Dem unterordnen müssen sich sowohl der Mazda2, der als kostenoptimierter Toyota Yaris-Klon weiterleben darf, sowie die Mittelklasse-Modelle der 6er-Reihe, die, Stand heute, keine direkten Nachfolger erhalten werden. Dagegen zeigt sich der hier getestete CX-60 als „Mazdas neue Klasse“. Erstmals fährt mit ihm ein Modell auf der eigens entwickelten „Large-Platform“ vor, die Einstiegsmotorisierung bildet seit kurzem ein etwas gewaltig anmutender 3,3-Liter-Diesel mit dann nur lediglich 200 PS (Kraftstoffverbrauch kombiniert: 5,0 l/100 km; CO2-Emissionen kombiniert: 130 g/km)². Aber wir hatten es schon erwähnt: Die Kosten müssen im Blick behalten werden.

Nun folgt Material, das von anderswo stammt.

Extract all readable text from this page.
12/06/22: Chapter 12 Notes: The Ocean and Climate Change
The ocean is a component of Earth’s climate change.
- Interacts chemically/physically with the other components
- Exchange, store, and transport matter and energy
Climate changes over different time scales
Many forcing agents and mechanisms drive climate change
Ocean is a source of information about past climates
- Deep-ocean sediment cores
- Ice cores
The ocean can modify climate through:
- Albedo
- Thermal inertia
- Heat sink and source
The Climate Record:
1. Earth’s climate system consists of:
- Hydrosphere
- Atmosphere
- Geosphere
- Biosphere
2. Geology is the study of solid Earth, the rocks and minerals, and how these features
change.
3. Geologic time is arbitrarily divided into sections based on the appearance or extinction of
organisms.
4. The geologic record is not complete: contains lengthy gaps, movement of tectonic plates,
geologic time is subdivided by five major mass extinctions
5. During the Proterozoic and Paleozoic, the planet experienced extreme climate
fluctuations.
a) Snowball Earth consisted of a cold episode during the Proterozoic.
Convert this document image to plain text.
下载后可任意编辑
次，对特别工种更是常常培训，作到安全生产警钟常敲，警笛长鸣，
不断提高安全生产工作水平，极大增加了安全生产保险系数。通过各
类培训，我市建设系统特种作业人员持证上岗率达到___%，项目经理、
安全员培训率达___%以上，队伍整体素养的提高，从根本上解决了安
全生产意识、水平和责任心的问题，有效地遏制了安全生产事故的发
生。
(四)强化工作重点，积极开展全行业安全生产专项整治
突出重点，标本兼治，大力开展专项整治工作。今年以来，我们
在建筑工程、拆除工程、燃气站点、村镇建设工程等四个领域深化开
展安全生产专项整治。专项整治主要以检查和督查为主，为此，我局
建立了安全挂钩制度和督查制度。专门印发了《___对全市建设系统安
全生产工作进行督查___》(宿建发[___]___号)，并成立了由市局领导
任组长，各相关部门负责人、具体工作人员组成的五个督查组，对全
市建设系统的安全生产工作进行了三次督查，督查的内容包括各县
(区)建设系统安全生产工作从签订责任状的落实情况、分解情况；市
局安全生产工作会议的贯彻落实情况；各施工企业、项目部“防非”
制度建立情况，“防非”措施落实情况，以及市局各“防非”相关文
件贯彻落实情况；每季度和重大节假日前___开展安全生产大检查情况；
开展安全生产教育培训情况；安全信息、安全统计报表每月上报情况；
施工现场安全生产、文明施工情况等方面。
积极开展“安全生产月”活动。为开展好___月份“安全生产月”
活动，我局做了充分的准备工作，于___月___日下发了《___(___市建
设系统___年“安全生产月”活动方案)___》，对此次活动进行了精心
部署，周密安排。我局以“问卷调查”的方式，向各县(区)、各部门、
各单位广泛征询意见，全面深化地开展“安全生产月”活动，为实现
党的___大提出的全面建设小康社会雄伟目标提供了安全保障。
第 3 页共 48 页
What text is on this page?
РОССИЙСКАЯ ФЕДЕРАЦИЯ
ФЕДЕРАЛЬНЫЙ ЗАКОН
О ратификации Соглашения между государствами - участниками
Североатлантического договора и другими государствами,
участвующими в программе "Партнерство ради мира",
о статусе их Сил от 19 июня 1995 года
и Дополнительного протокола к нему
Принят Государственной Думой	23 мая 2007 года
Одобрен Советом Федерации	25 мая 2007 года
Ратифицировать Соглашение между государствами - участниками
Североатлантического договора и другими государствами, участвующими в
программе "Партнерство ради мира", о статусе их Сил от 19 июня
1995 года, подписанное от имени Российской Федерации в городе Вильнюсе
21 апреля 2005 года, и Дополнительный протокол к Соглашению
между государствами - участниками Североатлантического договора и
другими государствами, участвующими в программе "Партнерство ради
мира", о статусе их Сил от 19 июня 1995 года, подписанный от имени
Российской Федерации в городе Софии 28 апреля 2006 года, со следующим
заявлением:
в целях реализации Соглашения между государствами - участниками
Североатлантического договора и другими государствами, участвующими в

So verzichtet Mazda offenkundig auf die Entwicklung eines zusätzlichen Vierzylinders und in besonders hubraum- oder dieselkritischen Märkten wie den Niederlanden bietet man den Selbstzünder erst gar nicht mehr an. Sie erhalten im CX-60 bislang einzig die Option auf den hier gefahrenen 327 PS starken 2,5-Liter-e-Skyactiv Plug-in-Hybrid, der in seiner Machart stellenweise wie eine Notlösung wirkt (Kraftstoffverbrauch kombiniert: 2,2 l/100 km; Stromverbrauch kombiniert: 16,0 kWh/100 km; CO2-Emissionen kombiniert: 48 g/km; elektrische Reichweite: 63 km)².
Das Wichtigste vorweg: Mit einem zügigen Autobahnverbrauch von rund acht Litern auf 100 Kilometer ist der Mazda CX-60 e-Skyactiv auch auf längeren Strecken noch einigermaßen sparsam unterwegs. Wer die 17,8 kWh große Batterie, verbaut im Fahrzeugboden, regelmäßig per 7,2 kW AC-Anschluss lädt und nur auf kürzeren Strecken, unterhalb 40 Kilometer, unterwegs ist, schafft auch locker weniger. Rein elektrisch Stromern kann der CX-60 übrigens bis zu einer Höchstgeschwindigkeit von 140 km/h.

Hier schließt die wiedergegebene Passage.